Yankeeist regularly uses a variety of advanced baseball stats. While Larry most frequently uses wOBA to value hitters and FIP to value pitchers, I tend to focus more on the marginal value-based statistics VORP and WARP (called WAR if you prefer Fangraphs to Baseball Prospectus).
For those who don’t know, the names of these stats are acronyms that stand for Value Over Replacement Player and Wins Above Replacement Player, respectively. They attempt to measure the number of runs, or entire wins, any player in baseball can be expected to contribute to his team above the level of production that same team would have gotten from a minor league player called up to fill in for that starter if he were injured. Put another way, Albert Pujols has an enormous VORP because he gives the Cardinals a lot more offense than any player they would have to ask to step in for an injured Albert Pujols.
My fascination with these stats came from their supposed simplicity, their ability to provide a single number describing a player’s total value (at least in the case of WARP; VORP is offense-only). For example, in 2006 Derek Jeter put up slash stats of .343/.417/.483 with 14 home runs, 97 RBI and 34 steals. That same season Justin Morneau put up .321/.375/.559 with 34 home runs, 130 RBI and 3 steals. Both players had incredible years, but Morneau narrowly defeated Jeter for the MVP.
To choose between Jeter and Morneau that season baseball writers needed to look at the strengths and weaknesses of their seasons and make a subjective judgment between, essentially, power and getting on base. In the end the writers felt that Morneau’s larger power numbers were more valuable than Jeter’s better on-base numbers.
If WARP or VORP were as widely accepted in the baseball media as, say, batting average, then the writers would only have to consider a single number, instead of applying arbitrary weights to a series of numbers. In the case of 2006, the writers got it wrong. According to BP, Jeter was worth 5.4 wins to the Yankees while Morneau was worth 3.9 wins to the Twins.
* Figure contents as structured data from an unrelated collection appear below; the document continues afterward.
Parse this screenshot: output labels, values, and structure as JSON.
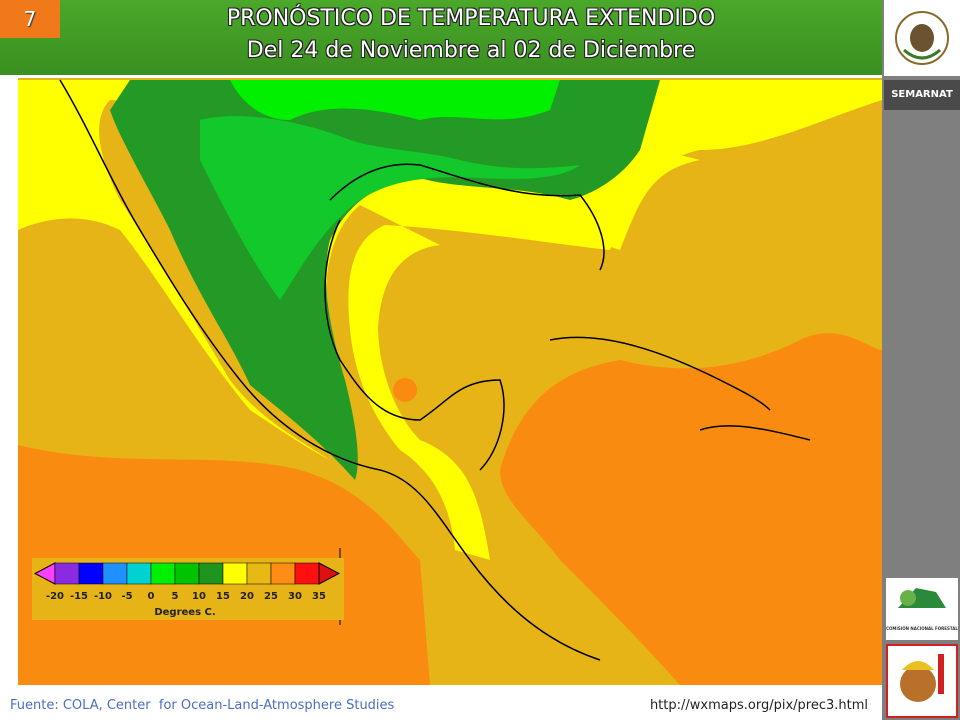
{
  "slide_number": "7",
  "header": {
    "title": "PRONÓSTICO DE TEMPERATURA EXTENDIDO",
    "subtitle": "Del 24 de Noviembre al 02 de Diciembre"
  },
  "sidebar": {
    "label": "SEMARNAT",
    "logo_text": "COMISIÓN NACIONAL FORESTAL"
  },
  "map": {
    "legend": {
      "labels": [
        -20,
        -15,
        -10,
        -5,
        0,
        5,
        10,
        15,
        20,
        25,
        30,
        35
      ],
      "colors": [
        "#ff40ff",
        "#8a2be2",
        "#0000ff",
        "#1e90ff",
        "#00d2d2",
        "#00ee00",
        "#00c400",
        "#1e961e",
        "#ffff00",
        "#e8b814",
        "#ff8c14",
        "#ff1010",
        "#e01010"
      ],
      "unit": "Degrees C."
    }
  },
  "footer": {
    "source": "Fuente: COLA, Center  for Ocean-Land-Atmosphere Studies",
    "url": "http://wxmaps.org/pix/prec3.html"
  }
}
It was information such as this that drew me to these kinds of stats: a single number, capturing an entire player.
That fascination is waning. I recently ran a post comparing the 2010 projected Red Sox to the 2010 projected Yankees (these are the things I do when no actual baseball is being played). I used the 2009 WARP and WAR statistics from Baseball Prospectus and Fangraphs to determine which teams would be better in 2010. Something unexpected happened. The two sites didn’t agree. I won’t go back and rehash the numbers, but I’ll give the example of 2B. Baseball Prospectus felt that Robinson Cano was worth more wins than Dustin Pedroia, but Fangraphs felt that Pedroia was worth more wins than Cano. Say what now?
Anyone who read the article may recall that I was openly disappointed to learn that two well-respected baseball analysis sites would come to different conclusions about the number of wins the same player contributed to his team. It detracts greatly from marketability of these win-based stats. Applying this outcome to a different statistic shows how ridiculous it is:
Larry: What a season. Mark Teixeira hit 39 home runs.
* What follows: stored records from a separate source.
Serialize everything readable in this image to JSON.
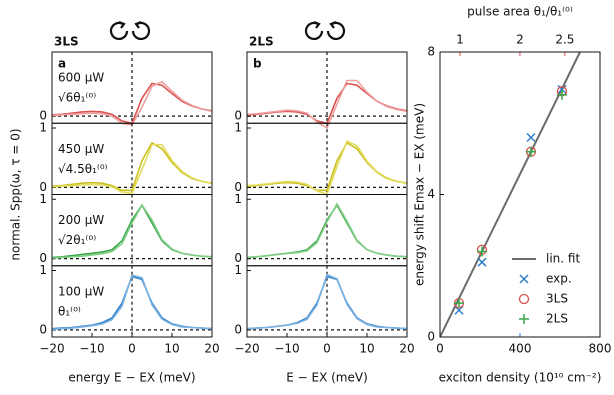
{
  "chart_data": [
    {
      "type": "line",
      "title": "3LS",
      "panel_label": "a",
      "ylabel": "normal. Spp(ω, τ = 0)",
      "xlabel": "energy E − EX (meV)",
      "xlim": [
        -20,
        20
      ],
      "xticks": [
        {
          "value": -20,
          "label": "−20"
        },
        {
          "value": -10,
          "label": "−10"
        },
        0,
        10,
        20
      ],
      "x": [
        -20,
        -17.5,
        -15,
        -12.5,
        -10,
        -7.5,
        -5,
        -2.5,
        0,
        2.5,
        5,
        7.5,
        10,
        12.5,
        15,
        17.5,
        20
      ],
      "subplots": [
        {
          "ylim": [
            -0.12,
            1.08
          ],
          "yticks": [
            0
          ],
          "color": "#d9534f",
          "annotations": [
            "600 μW",
            "√6θ₁⁽⁰⁾"
          ],
          "series": [
            {
              "color": "#d9534f",
              "values": [
                0.02,
                0.03,
                0.05,
                0.07,
                0.08,
                0.07,
                0.03,
                -0.08,
                -0.12,
                0.3,
                0.55,
                0.52,
                0.38,
                0.25,
                0.17,
                0.12,
                0.09
              ]
            },
            {
              "color": "#eea0a0",
              "values": [
                0.01,
                0.02,
                0.03,
                0.04,
                0.05,
                0.04,
                0.0,
                -0.12,
                -0.15,
                0.15,
                0.5,
                0.58,
                0.42,
                0.27,
                0.18,
                0.12,
                0.08
              ]
            }
          ]
        },
        {
          "ylim": [
            -0.12,
            1.08
          ],
          "yticks": [
            0,
            1
          ],
          "color": "#c9bf1c",
          "annotations": [
            "450 μW",
            "√4.5θ₁⁽⁰⁾"
          ],
          "series": [
            {
              "color": "#c9bf1c",
              "values": [
                0.02,
                0.03,
                0.05,
                0.07,
                0.08,
                0.07,
                0.03,
                -0.05,
                -0.05,
                0.45,
                0.75,
                0.65,
                0.42,
                0.25,
                0.15,
                0.1,
                0.07
              ]
            },
            {
              "color": "#e3dc5c",
              "values": [
                0.01,
                0.02,
                0.03,
                0.04,
                0.05,
                0.04,
                0.01,
                -0.08,
                -0.1,
                0.3,
                0.72,
                0.72,
                0.45,
                0.27,
                0.16,
                0.1,
                0.07
              ]
            }
          ]
        },
        {
          "ylim": [
            -0.12,
            1.08
          ],
          "yticks": [
            0,
            1
          ],
          "color": "#3aa64a",
          "annotations": [
            "200 μW",
            "√2θ₁⁽⁰⁾"
          ],
          "series": [
            {
              "color": "#3aa64a",
              "values": [
                0.02,
                0.03,
                0.05,
                0.07,
                0.09,
                0.11,
                0.15,
                0.3,
                0.65,
                0.9,
                0.6,
                0.3,
                0.15,
                0.09,
                0.06,
                0.04,
                0.03
              ]
            },
            {
              "color": "#82cf86",
              "values": [
                0.01,
                0.02,
                0.03,
                0.04,
                0.06,
                0.08,
                0.12,
                0.25,
                0.6,
                0.9,
                0.65,
                0.32,
                0.16,
                0.09,
                0.06,
                0.04,
                0.03
              ]
            }
          ]
        },
        {
          "ylim": [
            -0.12,
            1.08
          ],
          "yticks": [
            0,
            1
          ],
          "color": "#2f7ec8",
          "annotations": [
            "100 μW",
            "θ₁⁽⁰⁾"
          ],
          "series": [
            {
              "color": "#2f7ec8",
              "values": [
                0.02,
                0.03,
                0.04,
                0.06,
                0.08,
                0.12,
                0.2,
                0.45,
                0.9,
                0.85,
                0.45,
                0.2,
                0.1,
                0.06,
                0.04,
                0.03,
                0.02
              ]
            },
            {
              "color": "#7ab2e2",
              "values": [
                0.01,
                0.02,
                0.03,
                0.05,
                0.07,
                0.1,
                0.17,
                0.4,
                0.92,
                0.88,
                0.42,
                0.18,
                0.09,
                0.05,
                0.04,
                0.03,
                0.02
              ]
            }
          ]
        }
      ]
    },
    {
      "type": "line",
      "title": "2LS",
      "panel_label": "b",
      "xlabel": "E − EX (meV)",
      "xlim": [
        -20,
        20
      ],
      "xticks": [
        {
          "value": -20,
          "label": "−20"
        },
        {
          "value": -10,
          "label": "−10"
        },
        0,
        10,
        20
      ],
      "x": [
        -20,
        -17.5,
        -15,
        -12.5,
        -10,
        -7.5,
        -5,
        -2.5,
        0,
        2.5,
        5,
        7.5,
        10,
        12.5,
        15,
        17.5,
        20
      ],
      "subplots": [
        {
          "ylim": [
            -0.12,
            1.08
          ],
          "yticks": [
            0
          ],
          "series": [
            {
              "color": "#d9534f",
              "values": [
                0.02,
                0.03,
                0.05,
                0.07,
                0.08,
                0.07,
                0.03,
                -0.08,
                -0.12,
                0.3,
                0.55,
                0.52,
                0.38,
                0.25,
                0.17,
                0.12,
                0.09
              ]
            },
            {
              "color": "#eea0a0",
              "values": [
                0.03,
                0.04,
                0.06,
                0.08,
                0.1,
                0.09,
                0.05,
                -0.1,
                -0.2,
                0.2,
                0.6,
                0.6,
                0.4,
                0.25,
                0.16,
                0.11,
                0.08
              ]
            }
          ]
        },
        {
          "ylim": [
            -0.12,
            1.08
          ],
          "yticks": [
            0,
            1
          ],
          "series": [
            {
              "color": "#c9bf1c",
              "values": [
                0.02,
                0.03,
                0.05,
                0.07,
                0.08,
                0.07,
                0.03,
                -0.05,
                -0.05,
                0.45,
                0.75,
                0.65,
                0.42,
                0.25,
                0.15,
                0.1,
                0.07
              ]
            },
            {
              "color": "#e3dc5c",
              "values": [
                0.03,
                0.04,
                0.06,
                0.08,
                0.1,
                0.09,
                0.05,
                -0.06,
                -0.12,
                0.35,
                0.78,
                0.7,
                0.44,
                0.26,
                0.16,
                0.1,
                0.07
              ]
            }
          ]
        },
        {
          "ylim": [
            -0.12,
            1.08
          ],
          "yticks": [
            0,
            1
          ],
          "series": [
            {
              "color": "#3aa64a",
              "values": [
                0.02,
                0.03,
                0.05,
                0.07,
                0.09,
                0.11,
                0.15,
                0.3,
                0.65,
                0.9,
                0.6,
                0.3,
                0.15,
                0.09,
                0.06,
                0.04,
                0.03
              ]
            },
            {
              "color": "#82cf86",
              "values": [
                0.02,
                0.03,
                0.05,
                0.07,
                0.09,
                0.1,
                0.13,
                0.27,
                0.62,
                0.92,
                0.63,
                0.31,
                0.15,
                0.09,
                0.06,
                0.04,
                0.03
              ]
            }
          ]
        },
        {
          "ylim": [
            -0.12,
            1.08
          ],
          "yticks": [
            0,
            1
          ],
          "series": [
            {
              "color": "#2f7ec8",
              "values": [
                0.02,
                0.03,
                0.04,
                0.06,
                0.08,
                0.12,
                0.2,
                0.45,
                0.9,
                0.85,
                0.45,
                0.2,
                0.1,
                0.06,
                0.04,
                0.03,
                0.02
              ]
            },
            {
              "color": "#7ab2e2",
              "values": [
                0.02,
                0.03,
                0.04,
                0.06,
                0.08,
                0.11,
                0.18,
                0.42,
                0.93,
                0.86,
                0.43,
                0.19,
                0.09,
                0.05,
                0.04,
                0.03,
                0.02
              ]
            }
          ]
        }
      ]
    },
    {
      "type": "scatter",
      "ylabel": "energy shift Emax − EX (meV)",
      "xlabel": "exciton density (10¹⁰ cm⁻²)",
      "xlabel_color": "#2f7ec8",
      "xlim": [
        0,
        800
      ],
      "xticks": [
        0,
        400,
        800
      ],
      "ylim": [
        0,
        8
      ],
      "yticks": [
        0,
        4,
        8
      ],
      "x2label": "pulse area θ₁/θ₁⁽⁰⁾",
      "x2label_color": "#d9534f",
      "x2scale": "square",
      "x2lim": [
        0,
        2.83
      ],
      "x2ticks": [
        1,
        2,
        2.5
      ],
      "legend": "lower right",
      "series": [
        {
          "name": "lin. fit",
          "marker": "line",
          "color": "#6b6b6b",
          "x": [
            0,
            700
          ],
          "values": [
            0,
            8
          ]
        },
        {
          "name": "exp.",
          "marker": "x",
          "color": "#2f7ec8",
          "x": [
            95,
            210,
            455,
            610
          ],
          "values": [
            0.75,
            2.1,
            5.6,
            6.95
          ]
        },
        {
          "name": "3LS",
          "marker": "circle",
          "color": "#d9534f",
          "x": [
            95,
            210,
            455,
            610
          ],
          "values": [
            0.95,
            2.45,
            5.2,
            6.9
          ]
        },
        {
          "name": "2LS",
          "marker": "plus",
          "color": "#3aa64a",
          "x": [
            95,
            210,
            455,
            610
          ],
          "values": [
            0.95,
            2.4,
            5.2,
            6.8
          ]
        }
      ]
    }
  ]
}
Me: Wait, what? My tally has him at 46 home runs. What games were you watching?
The method of calculating a given stat needs to be universally accepted if that stat is to be meaningful. Otherwise, we’re trapped in a semantic debate over the value of fielding, or how heavily to weigh OBP. The point is not to argue the calculations, but to agree upon better ways of evaluating baseball players. With WARP (or WAR), clearly, we’re not there yet.
For a while I have wanted to examine the RP in these stats, the method of calculating Replacement Player. My goal was to do this for VORP since offensive statistics are more widely available than the defensive statistics that inform WARP. My criticism came from the adjustments these statistics make for each position. To calculate replacement level the stats are reported to take the average offensive production in each league at each position, and then multiply it by 80%, or 75% for a catcher, or 85% for a first baseman or a DH.
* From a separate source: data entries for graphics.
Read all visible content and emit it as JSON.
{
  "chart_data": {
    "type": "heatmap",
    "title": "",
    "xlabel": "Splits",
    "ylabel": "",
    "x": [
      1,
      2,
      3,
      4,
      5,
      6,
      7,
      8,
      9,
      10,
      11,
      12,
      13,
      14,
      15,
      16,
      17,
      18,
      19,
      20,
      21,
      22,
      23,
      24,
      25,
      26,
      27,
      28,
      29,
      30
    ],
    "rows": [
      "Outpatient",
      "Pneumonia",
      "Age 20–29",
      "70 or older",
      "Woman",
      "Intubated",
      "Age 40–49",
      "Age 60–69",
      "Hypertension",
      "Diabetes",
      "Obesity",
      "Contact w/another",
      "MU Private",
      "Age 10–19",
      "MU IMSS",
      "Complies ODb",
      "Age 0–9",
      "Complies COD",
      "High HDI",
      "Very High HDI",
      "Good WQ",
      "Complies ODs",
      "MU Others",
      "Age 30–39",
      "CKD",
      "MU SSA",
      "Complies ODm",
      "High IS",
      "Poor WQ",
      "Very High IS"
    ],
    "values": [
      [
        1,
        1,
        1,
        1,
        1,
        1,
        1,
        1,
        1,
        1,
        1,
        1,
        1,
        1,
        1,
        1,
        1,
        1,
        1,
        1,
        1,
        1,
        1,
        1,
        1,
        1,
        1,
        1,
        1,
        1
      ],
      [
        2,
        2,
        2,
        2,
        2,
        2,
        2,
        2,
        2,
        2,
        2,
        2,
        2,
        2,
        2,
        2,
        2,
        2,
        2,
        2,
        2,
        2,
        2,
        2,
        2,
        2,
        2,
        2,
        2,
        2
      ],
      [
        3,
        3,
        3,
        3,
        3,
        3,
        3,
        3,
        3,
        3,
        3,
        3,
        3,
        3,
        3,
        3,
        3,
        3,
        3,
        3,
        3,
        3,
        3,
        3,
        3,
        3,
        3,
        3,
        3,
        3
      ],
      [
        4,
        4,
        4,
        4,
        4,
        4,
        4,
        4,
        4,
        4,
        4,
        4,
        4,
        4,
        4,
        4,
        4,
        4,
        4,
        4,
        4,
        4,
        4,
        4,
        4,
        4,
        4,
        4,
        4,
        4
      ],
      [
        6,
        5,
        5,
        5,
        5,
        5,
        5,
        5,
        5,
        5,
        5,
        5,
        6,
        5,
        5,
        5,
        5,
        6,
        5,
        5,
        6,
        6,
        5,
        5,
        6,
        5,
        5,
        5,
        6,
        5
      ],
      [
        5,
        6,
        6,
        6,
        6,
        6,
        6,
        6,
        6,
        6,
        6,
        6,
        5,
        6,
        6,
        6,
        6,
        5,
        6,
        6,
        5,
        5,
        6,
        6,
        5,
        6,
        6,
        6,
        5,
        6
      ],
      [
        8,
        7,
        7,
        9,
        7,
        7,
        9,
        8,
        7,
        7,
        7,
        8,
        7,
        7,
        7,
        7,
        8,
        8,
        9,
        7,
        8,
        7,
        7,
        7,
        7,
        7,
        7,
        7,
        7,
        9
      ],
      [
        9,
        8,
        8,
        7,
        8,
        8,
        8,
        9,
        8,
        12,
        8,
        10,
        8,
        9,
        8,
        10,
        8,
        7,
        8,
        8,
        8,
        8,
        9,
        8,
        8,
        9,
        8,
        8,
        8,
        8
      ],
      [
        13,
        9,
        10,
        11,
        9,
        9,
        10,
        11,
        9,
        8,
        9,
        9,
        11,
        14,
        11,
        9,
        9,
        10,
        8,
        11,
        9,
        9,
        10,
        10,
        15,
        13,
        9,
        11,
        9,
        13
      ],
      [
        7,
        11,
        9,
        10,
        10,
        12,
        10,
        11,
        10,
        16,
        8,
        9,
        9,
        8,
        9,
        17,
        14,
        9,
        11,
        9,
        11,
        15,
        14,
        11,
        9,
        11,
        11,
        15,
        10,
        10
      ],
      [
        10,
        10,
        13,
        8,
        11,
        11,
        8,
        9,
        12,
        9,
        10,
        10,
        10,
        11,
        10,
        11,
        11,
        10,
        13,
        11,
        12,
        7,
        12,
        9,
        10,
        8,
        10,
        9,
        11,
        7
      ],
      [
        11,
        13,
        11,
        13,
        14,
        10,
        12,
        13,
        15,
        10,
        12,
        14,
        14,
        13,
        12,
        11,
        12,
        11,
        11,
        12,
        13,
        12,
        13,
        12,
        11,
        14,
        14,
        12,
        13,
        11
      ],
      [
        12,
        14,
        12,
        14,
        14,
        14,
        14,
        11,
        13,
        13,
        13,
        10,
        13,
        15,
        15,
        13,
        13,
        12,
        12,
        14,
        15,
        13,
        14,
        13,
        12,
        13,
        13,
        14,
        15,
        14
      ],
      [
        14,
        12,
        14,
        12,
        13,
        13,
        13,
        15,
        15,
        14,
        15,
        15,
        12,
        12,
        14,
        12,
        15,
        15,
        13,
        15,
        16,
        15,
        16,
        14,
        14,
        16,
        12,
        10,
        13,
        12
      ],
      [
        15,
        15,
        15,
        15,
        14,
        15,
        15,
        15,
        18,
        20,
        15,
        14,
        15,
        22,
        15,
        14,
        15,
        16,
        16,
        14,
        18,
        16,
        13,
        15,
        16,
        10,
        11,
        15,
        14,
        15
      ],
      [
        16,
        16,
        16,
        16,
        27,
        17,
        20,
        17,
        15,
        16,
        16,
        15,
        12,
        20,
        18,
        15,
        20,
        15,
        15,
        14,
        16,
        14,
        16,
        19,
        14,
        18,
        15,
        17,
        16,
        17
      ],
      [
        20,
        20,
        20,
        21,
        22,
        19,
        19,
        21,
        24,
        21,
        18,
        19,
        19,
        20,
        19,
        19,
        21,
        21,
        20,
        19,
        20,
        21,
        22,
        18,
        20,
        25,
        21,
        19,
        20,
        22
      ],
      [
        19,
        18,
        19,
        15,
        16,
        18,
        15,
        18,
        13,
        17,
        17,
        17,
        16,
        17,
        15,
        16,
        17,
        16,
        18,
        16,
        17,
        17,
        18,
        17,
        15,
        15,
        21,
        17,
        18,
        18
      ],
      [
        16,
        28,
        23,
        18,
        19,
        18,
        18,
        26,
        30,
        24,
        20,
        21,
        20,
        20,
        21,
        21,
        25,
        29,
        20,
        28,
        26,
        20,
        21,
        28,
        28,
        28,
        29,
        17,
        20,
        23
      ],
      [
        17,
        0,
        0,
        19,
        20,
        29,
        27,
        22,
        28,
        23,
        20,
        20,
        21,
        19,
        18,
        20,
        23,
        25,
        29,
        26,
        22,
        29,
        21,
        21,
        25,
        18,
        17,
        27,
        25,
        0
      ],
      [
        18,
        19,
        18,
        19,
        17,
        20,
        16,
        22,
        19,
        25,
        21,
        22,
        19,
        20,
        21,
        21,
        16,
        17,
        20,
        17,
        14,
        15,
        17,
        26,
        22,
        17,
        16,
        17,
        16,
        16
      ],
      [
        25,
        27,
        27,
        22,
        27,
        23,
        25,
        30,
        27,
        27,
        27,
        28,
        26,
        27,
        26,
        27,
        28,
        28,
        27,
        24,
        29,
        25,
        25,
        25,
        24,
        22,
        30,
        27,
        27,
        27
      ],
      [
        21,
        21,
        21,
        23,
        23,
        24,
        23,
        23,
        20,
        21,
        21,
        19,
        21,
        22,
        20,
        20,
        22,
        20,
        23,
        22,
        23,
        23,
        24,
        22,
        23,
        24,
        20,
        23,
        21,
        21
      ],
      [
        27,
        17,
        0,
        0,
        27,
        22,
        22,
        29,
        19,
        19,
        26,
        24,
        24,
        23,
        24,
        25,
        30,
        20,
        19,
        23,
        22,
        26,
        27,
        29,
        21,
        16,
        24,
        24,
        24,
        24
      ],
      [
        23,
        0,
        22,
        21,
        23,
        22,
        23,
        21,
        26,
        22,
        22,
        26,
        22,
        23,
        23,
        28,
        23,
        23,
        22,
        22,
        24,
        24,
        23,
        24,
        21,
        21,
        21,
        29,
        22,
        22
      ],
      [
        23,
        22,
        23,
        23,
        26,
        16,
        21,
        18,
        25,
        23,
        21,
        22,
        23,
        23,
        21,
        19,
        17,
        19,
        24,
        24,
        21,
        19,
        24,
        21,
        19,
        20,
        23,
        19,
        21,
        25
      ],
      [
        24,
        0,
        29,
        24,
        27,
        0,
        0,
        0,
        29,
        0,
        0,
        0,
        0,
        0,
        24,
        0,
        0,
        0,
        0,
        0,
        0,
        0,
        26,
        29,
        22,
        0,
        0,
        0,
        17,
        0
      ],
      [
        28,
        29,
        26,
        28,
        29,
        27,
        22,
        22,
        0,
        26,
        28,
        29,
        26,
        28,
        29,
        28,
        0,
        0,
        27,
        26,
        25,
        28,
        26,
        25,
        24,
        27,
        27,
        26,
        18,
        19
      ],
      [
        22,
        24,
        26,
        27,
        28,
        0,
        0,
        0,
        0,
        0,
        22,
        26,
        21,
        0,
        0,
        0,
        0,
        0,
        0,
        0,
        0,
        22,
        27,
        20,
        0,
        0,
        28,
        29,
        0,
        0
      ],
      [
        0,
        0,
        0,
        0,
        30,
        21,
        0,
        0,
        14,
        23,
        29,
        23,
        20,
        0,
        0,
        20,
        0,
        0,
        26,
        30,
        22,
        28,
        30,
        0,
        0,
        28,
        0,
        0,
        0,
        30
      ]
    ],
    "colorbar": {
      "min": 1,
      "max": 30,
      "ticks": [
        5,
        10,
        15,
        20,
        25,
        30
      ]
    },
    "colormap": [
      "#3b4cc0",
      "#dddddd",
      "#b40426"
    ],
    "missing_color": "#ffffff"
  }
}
If you’re like me, your response to the above should be, “say what?” The idea of calculating league average production at a given position is fine. That’s what these stats are meant to do. But it is arbitrary, and frankly sloppy, to say that a replacement level shortstop is 80% of league average, while a replacement level catcher is 75%. These replacement level players are known quantities. In any given season we know who these guys are. There are excellent ways to separate the regulars from the replacements to determine if the players qualified to play short or third are in fact better hitters than those available to catch. Because I’m still single, I set out to recalculate VORP to determine how much variance would occur if we juggled the replacement level. Given my criticism of its sister stat, WARP, this seemed like a good time to hack away.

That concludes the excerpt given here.